Q: Sanctions don’t seem to be foolproof, however. It has been said that Russia and China are violating the U.N.’s international sanctions. What can be done about this violation currently and again in the future?

A: Some of the best research on this question has uncovered a sophisticated network linking North Korean “state trading companies” and private Chinese companies, as well as foreign companies operating in China, which has provided North Korea a way to procure a range of foreign products, including key technical components for their nuclear weapons program. Interviews with North Korean defectors who previously worked for these companies have convinced John Park of Harvard University and Jim Walsh of MIT that the sanctions have not only been largely ineffective, they have provided an incentive for creativity by North Korean agents.

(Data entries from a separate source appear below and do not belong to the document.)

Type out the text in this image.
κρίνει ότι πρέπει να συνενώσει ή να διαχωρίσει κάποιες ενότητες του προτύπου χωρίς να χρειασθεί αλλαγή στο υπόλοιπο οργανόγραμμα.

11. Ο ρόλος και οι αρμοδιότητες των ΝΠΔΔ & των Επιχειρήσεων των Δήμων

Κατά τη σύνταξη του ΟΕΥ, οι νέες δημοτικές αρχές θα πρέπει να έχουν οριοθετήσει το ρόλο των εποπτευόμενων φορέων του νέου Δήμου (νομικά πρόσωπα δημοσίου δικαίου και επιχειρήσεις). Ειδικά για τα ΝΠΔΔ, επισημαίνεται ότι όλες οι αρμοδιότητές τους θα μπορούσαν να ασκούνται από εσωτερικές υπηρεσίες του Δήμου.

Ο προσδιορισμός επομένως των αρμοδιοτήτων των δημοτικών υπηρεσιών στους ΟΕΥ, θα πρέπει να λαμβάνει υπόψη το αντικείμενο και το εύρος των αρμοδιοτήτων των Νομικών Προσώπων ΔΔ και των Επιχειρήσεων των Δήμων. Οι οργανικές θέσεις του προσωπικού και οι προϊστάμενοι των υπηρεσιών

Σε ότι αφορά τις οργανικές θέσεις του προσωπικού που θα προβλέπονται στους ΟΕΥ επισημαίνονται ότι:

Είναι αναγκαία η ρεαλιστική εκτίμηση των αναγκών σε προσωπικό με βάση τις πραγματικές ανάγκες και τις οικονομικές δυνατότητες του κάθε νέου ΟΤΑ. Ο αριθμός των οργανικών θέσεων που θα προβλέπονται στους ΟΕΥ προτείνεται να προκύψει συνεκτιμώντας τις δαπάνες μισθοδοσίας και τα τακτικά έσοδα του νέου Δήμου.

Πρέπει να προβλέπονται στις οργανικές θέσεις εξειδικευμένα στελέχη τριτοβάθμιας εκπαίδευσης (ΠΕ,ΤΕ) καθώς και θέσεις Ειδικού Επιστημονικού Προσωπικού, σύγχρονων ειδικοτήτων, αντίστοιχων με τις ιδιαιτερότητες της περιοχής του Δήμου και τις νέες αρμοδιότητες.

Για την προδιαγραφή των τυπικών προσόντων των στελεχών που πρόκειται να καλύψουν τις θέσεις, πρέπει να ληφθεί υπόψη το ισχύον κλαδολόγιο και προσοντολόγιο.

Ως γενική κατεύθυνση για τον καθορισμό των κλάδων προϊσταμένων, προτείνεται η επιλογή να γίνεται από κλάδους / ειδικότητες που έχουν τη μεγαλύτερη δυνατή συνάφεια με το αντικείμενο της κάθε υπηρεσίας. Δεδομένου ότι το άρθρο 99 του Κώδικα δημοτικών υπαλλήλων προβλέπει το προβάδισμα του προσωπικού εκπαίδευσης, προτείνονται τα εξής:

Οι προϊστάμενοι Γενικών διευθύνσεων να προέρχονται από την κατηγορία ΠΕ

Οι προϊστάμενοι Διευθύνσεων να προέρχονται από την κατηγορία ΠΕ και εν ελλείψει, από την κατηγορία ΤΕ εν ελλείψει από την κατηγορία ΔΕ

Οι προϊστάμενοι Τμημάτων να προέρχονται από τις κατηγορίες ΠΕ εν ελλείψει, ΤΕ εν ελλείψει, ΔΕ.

Disrupting these networks is a worthy policy goal, but success runs through Beijing and the Chinese firms doing business with North Korea. Park and Walsh note an interesting option: International sanctions have spurred the development of a “compliance culture” among Chinese businesses who increasingly fear the negative impacts to their reputations and their ability to do business with American and other foreign firms if they are caught in these relationships with North Korean state trading companies.

Q: In your opinion, do sanctions against other countries work, and when are they most effective?

A: The dominant view among scholars that have been studying economic sanctions for decades is that they are largely ineffective as a tool to inhibit weapons proliferation. While there are grounds for skepticism that sanctions will solve this problem, from a policy perspective it seems reasonable to include sanctions as part of a larger international effort to isolate countries that are violating nonproliferation goals. It sends a strong signal that proliferation is illegitimate, and will make it harder for the target states to operate freely within the global economy.

Three important cases demonstrate that sanctions can have an effect on those tempted to pursue illicit weapons. The sanctions regime imposed on Iraq in the 1990s was full of holes, but Saddam Hussein did in fact feel the pressure created by his inability to sell oil freely in the global market. One key motive for his decision not to reconstitute his illicit weapons programs after the Gulf War was to eventually win relief from oil sanctions. In the early 2000s, Libya came in from the cold, opening its suspect weapons sites to international inspectors in order to secure an end to U.N. oil sanctions.  And it is impossible to explain Iran’s willingness to agree to cap its nuclear ambitions in 2015 without the immensely painful international sanctions put in place in 2012.

Q: If North Korea does freeze its nuclear program, where do we go from here? How do we keep them in check?

A: This is the million-dollar question: How will the United States react when Kim Jong Un fails to offer complete unilateral nuclear disarmament in the coming negotiations? Kim will likely offer to “freeze” his nuclear activities, which could include foregoing weapons and missile tests for some period into the future.  Since this will lock in the status quo, preserving the various nuclear capabilities North Korea possesses today, the United States will likely refuse to consider this a legitimate option. On this point, the talks will deadlock. In the meantime, North Korea will try to use the offer to freeze its nuclear programs to drive a wedge between America and South Korea, and to gain greater support from China for its call for sanctions relief and normalized relations on the Korean peninsula. 

Logically, and historically, there is no reason to expect North Korea to denuclearize, since the regime believes its very survival depends on the ability to threaten nuclear reprisal against the United States and its regional allies. While American officials will never openly accept this status quo, the most likely response will be to continue with the United States’ de facto current policy: containment of a nuclear-armed North Korean adversary and deterrence of its potential aggression.